Both QI maturity and accreditation readiness improved from 2011 to 2016. In 2011, of 19 LHDs, only 6 LHD directors agreed that their LHD had a culture that focused on QI, but this number increased every year up to 12 in 2016. The number of LHDs that had a high capacity to engage in QI efforts improved from 3 in 2011 to 8 in 2016. The number of LHDs with a QI plan increased from 3 in 2011 to 10 in 2016. The number of LHDs that were confident in their ability to obtain Public Health Accreditation Board accreditation improved from 6 in 2011 to 13 in 2016. Although their QI maturity generally increased over time, LHDs interviewed in 2015 still faced challenges adopting a formal QI system. External financial and technical support helped LHDs build their QI maturity and accreditation readiness.
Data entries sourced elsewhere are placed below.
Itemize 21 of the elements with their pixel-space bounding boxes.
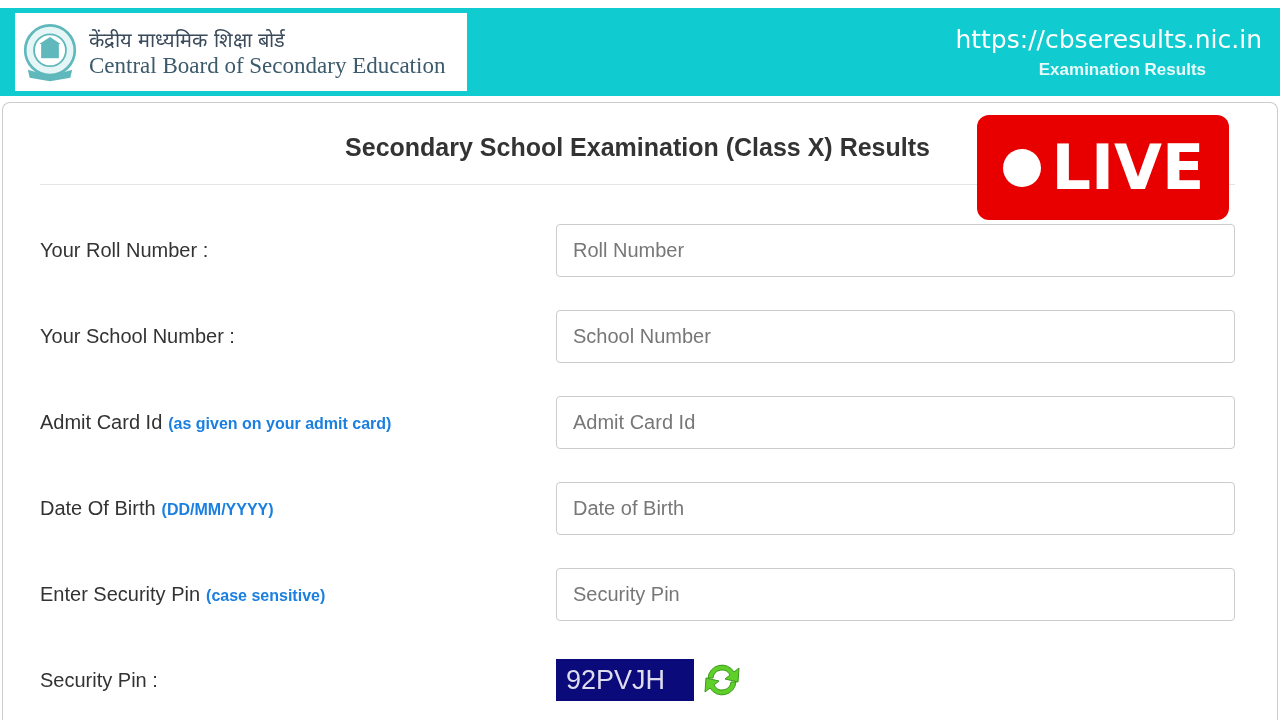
input-field[interactable]: Admit Card Id	[556, 395, 1235, 449]
input-field[interactable]: School Number	[556, 309, 1235, 363]
site-url: https://cbseresults.nic.in	[955, 24, 1262, 54]
header-subtitle: Examination Results	[1038, 59, 1206, 80]
input-field[interactable]: Date of Birth	[556, 481, 1235, 535]
live-label: LIVE	[1051, 131, 1205, 204]
field-hint: (case sensitive)	[206, 586, 326, 605]
field-label: Your School Number :	[40, 324, 235, 348]
field-hint: (as given on your admit card)	[168, 414, 392, 433]
input-field[interactable]: Roll Number	[556, 223, 1235, 277]
board-name-hindi: केंद्रीय माध्यमिक शिक्षा बोर्ड	[89, 26, 287, 53]
captcha-image: 92PVJH	[556, 659, 694, 701]
record-dot-icon	[1001, 147, 1042, 188]
field-label: Enter Security Pin	[40, 582, 201, 606]
field-hint: (DD/MM/YYYY)	[161, 500, 274, 519]
input-field[interactable]: Security Pin	[556, 567, 1235, 621]
field-label: Date Of Birth	[40, 496, 156, 520]
field-label: Security Pin :	[40, 668, 158, 692]
field-label: Your Roll Number :	[40, 238, 209, 262]
field-label: Admit Card Id	[40, 410, 163, 434]
board-name: Central Board of Secondary Education	[89, 52, 446, 79]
Funding and technical assistance can improve LHDs' QI maturity and accreditation readiness. Improvement takes time and sustained efforts by LHDs, and support from external partners (eg, state health departments) helps build LHDs' QI maturity and accreditation readiness.
公共卫生认证旨在提高公共卫生部门的绩效,而质量改进(QI)是公共卫生认证委员会流程的重要组成部分。本研究的目的是评估内布拉斯加州地方卫生部门(LHD)在 6 年期间的 QI 成熟度和认证准备情况,该期间包括了多项全州范围的准备工作,包括资金和技术援助。
我们使用了一种混合方法,包括在线调查和关键知情人访谈,以评估 QI 成熟度和认证准备情况。2011 年和 2013 年,内布拉斯加州的 21 个 LHD 中有 19 个完成了调查,2015 年,20 个 LHD 完成了调查,2016 年,19 个 LHD 完成了调查。我们于 2011 年与 16 个 LHD 的工作人员进行了一次大型小组讨论,并于 2015 年与 4 个 LHD 的工作人员进行了关键知情人访谈。
QI 成熟度和认证准备情况从 2011 年到 2016 年都有所提高。2011 年,在 19 个 LHD 中,只有 6 个 LHD 主任同意他们的 LHD 有一种注重 QI 的文化,但这一数字每年都在增加,到 2016 年增加到 12 个。有能力进行 QI 工作的 LHD 数量从 2011 年的 3 个增加到 2016 年的 8 个。有 QI 计划的 LHD 数量从 2011 年的 3 个增加到 2016 年的 10 个。对自己获得公共卫生认证委员会认证能力有信心的 LHD 数量从 2011 年的 6 个增加到 2016 年的 13 个。尽管 LHD 的 QI 成熟度总体上随时间推移而提高,但 2015 年接受采访的 LHD 仍面临采用正式 QI 系统的挑战。外部财务和技术支持有助于 LHD 提高 QI 成熟度和认证准备情况。
资金和技术援助可以提高 LHD 的 QI 成熟度和认证准备情况。改进需要 LHD 付出时间和持续努力,外部合作伙伴(例如,州卫生部门)的支持有助于建立 LHD 的 QI 成熟度和认证准备情况。